Apple just announced its Q2-2024 earnings results, which beat both earnings and revenue expectations. Here are the numbers.

  • EPS of $1.53 vs. $1.505 expected. This is up 0.66% year-over-year, as last year’s Q2 EPS was $1.52

  • Revenue of $90.75B vs. $90.366B expected. This is down 4.3% year-over-year, as last year’s Q2 revenue was $94.84B.

  • Board authorizes added buyback program worth $110B — 4.1% of its market cap and the largest in its history.

  • Raises its dividend by 4.2% to $0.25 per quarter (previously $0.24)

  • Free cash flow came in at $20.694B vs. $25.644B in the same quarter last year, down 19.3% year-over-year. TTM FCF of $101.95B

  • Q2 wearables, home and accessories net sales of $7.91B vs. $8.08B estimate

  • iPhone revenue of $45.96B vs. $45.76B estimate

Here’s a breakdown of Apple’s income statement, courtesy of @EconomyApp on X

And here’s AAPL’s free cash flow trend over the past 10 fiscal years, not including the TTM FCF of $101.95B

Buybacks Boost AAPL Stock

AAPL is up 7% in after-hours trading, and one major reason is likely the $110B buyback authorization. Buying back shares reduces the company’s outstanding share count, boosting EPS, which can boost the stock. Here’s AAPL’s historical buyback yield.

Apple Expects a Return to Sales Growth Due to AI

Tim Cook stated that he anticipates Apple to see sales growth in the current quarter (which ends in June) as the firm is investing in AI features that will be announced in the coming months. Overall, he expects revenue to grow by low-single digits, and analysts expect 1.3% revenue growth to ~$82.9B.

Is AAPL Stock Undervalued?

Let’s do some calculations to see if AAPL stock is undervalued.

  • TTM free cash flow of $101.95B

  • TTM FCF per share = approximately $6.59 using the most recent share count

  • 9.4% discount rate (cost of equity), taken from Finbox.

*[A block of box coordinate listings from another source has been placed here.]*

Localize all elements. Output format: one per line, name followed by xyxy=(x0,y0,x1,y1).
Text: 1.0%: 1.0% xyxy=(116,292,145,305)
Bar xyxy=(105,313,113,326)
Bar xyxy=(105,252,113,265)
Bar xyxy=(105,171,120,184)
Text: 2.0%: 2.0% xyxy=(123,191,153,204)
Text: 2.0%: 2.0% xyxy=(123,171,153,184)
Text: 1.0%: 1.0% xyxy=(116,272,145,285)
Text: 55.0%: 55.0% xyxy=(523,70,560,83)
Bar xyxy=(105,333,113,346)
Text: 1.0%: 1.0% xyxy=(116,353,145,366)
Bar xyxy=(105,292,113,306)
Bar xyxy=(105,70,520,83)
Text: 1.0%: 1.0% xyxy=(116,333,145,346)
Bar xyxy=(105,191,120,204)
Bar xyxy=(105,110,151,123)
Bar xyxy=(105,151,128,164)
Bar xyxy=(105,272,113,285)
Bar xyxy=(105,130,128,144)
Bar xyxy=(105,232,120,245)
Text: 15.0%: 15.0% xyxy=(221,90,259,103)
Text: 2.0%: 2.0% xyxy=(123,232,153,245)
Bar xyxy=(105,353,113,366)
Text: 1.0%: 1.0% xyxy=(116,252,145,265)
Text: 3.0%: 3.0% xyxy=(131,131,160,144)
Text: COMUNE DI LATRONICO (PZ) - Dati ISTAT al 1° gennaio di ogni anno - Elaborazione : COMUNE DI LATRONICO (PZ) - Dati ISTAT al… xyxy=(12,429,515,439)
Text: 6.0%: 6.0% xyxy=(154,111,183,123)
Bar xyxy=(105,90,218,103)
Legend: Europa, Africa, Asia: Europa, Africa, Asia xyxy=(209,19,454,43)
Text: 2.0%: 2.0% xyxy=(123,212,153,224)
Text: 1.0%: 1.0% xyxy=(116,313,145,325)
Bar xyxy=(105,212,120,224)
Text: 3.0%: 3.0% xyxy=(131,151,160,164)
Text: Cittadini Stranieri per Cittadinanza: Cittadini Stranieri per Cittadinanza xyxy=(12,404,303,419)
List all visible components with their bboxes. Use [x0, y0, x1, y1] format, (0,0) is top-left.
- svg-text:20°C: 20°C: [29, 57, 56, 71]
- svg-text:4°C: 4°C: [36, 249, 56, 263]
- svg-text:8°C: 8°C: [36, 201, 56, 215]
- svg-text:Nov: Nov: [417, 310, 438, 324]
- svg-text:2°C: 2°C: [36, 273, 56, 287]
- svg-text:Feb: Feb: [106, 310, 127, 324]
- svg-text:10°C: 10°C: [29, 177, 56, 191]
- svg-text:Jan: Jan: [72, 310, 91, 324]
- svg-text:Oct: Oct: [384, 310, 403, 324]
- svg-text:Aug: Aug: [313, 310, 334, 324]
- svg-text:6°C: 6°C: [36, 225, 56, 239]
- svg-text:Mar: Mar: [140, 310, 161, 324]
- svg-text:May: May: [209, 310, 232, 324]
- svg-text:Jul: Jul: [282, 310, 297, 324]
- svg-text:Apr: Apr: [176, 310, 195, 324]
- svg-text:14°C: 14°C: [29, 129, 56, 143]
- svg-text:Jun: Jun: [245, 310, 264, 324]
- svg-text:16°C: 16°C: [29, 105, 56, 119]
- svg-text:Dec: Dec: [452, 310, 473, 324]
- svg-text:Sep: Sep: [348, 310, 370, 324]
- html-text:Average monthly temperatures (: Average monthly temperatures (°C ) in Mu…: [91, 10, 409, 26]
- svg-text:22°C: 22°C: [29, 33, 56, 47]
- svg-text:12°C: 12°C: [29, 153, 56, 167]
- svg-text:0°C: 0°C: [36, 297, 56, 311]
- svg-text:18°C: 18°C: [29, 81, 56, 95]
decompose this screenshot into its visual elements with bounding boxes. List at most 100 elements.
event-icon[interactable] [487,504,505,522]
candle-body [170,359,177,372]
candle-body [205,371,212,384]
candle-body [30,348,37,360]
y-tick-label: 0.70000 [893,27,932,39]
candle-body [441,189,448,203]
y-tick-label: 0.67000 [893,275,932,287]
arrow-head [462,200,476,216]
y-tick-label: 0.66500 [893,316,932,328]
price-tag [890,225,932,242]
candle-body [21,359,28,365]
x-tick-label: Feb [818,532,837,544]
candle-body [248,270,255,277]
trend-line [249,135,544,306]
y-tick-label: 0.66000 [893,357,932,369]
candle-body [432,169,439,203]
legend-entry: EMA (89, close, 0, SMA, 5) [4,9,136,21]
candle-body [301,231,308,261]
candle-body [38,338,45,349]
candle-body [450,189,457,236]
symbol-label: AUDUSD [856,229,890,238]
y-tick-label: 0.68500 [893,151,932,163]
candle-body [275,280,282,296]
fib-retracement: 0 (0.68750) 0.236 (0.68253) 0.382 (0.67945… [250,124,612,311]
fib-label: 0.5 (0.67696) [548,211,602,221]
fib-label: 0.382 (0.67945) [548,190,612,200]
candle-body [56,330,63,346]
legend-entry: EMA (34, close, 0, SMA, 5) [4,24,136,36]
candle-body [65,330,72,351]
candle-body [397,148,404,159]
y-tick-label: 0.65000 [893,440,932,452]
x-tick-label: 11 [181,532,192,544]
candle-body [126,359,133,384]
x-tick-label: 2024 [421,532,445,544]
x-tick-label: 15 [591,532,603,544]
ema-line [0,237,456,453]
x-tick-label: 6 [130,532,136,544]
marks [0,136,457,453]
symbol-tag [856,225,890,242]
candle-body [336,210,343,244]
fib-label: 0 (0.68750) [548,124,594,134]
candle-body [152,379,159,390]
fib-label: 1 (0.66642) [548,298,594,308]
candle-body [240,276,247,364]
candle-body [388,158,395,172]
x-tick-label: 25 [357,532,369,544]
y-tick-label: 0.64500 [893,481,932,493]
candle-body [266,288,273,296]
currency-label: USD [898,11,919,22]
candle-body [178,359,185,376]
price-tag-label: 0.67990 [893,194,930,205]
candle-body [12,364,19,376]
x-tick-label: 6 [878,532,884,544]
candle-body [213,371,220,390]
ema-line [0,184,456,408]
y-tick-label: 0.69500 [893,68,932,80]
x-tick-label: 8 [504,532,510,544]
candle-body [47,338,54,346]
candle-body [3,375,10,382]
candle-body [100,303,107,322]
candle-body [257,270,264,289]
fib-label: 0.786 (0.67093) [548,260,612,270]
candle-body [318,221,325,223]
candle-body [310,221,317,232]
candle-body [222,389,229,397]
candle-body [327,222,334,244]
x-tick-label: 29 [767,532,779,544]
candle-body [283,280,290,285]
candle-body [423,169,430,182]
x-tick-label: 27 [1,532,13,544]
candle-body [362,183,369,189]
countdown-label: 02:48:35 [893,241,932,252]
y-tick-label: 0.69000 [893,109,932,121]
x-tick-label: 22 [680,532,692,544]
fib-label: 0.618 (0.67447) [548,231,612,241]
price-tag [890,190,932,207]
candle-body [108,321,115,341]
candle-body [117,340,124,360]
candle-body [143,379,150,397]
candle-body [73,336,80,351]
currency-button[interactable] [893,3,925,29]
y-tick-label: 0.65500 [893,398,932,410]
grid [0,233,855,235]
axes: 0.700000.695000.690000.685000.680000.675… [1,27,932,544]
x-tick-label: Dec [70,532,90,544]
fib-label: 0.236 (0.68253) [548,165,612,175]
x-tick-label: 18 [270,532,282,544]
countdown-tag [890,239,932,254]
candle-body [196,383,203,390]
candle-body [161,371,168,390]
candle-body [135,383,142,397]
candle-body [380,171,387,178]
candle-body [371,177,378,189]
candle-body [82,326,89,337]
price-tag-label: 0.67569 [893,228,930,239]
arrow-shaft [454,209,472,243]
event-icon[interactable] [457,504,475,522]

  • Terminal growth rate of 3%

  • After-hours share price of $184

So, is AAPL stock undervalued? Using our reverse DCF calculator, the market is pricing Apple to grow its free cash flow per share by 10.295% annually for the next 10 years and then by 3% every year after that. See the image below.

Basically, if you think AAPL can surpass that growth rate, then the stock is undervalued, and vice versa. For reference, AAPL’s free cash flow per share growth over the past five years comes in at ~15.8%. However, FCF per share has been flatlining recently, so expecting a 10.3% growth rate may be slightly optimistic. Take a look at its FCF per share below.

Its sales growth has also been coming down. See the chart below.

AAPL’s historical revenue growth as a %. Source: Finbox

Summary

Apple beat earnings and revenue expectations and is expecting sales growth again in the current quarter because of AI. Its earnings grew slightly, but its revenue and free cash flow fell year-over-year. While the big buyback is nice, the overall valuation doesn’t look enticing, even though AAPL is a great company. Expecting 10%+ FCF per share growth for this company is hard when its sales have been having a hard time growing recently.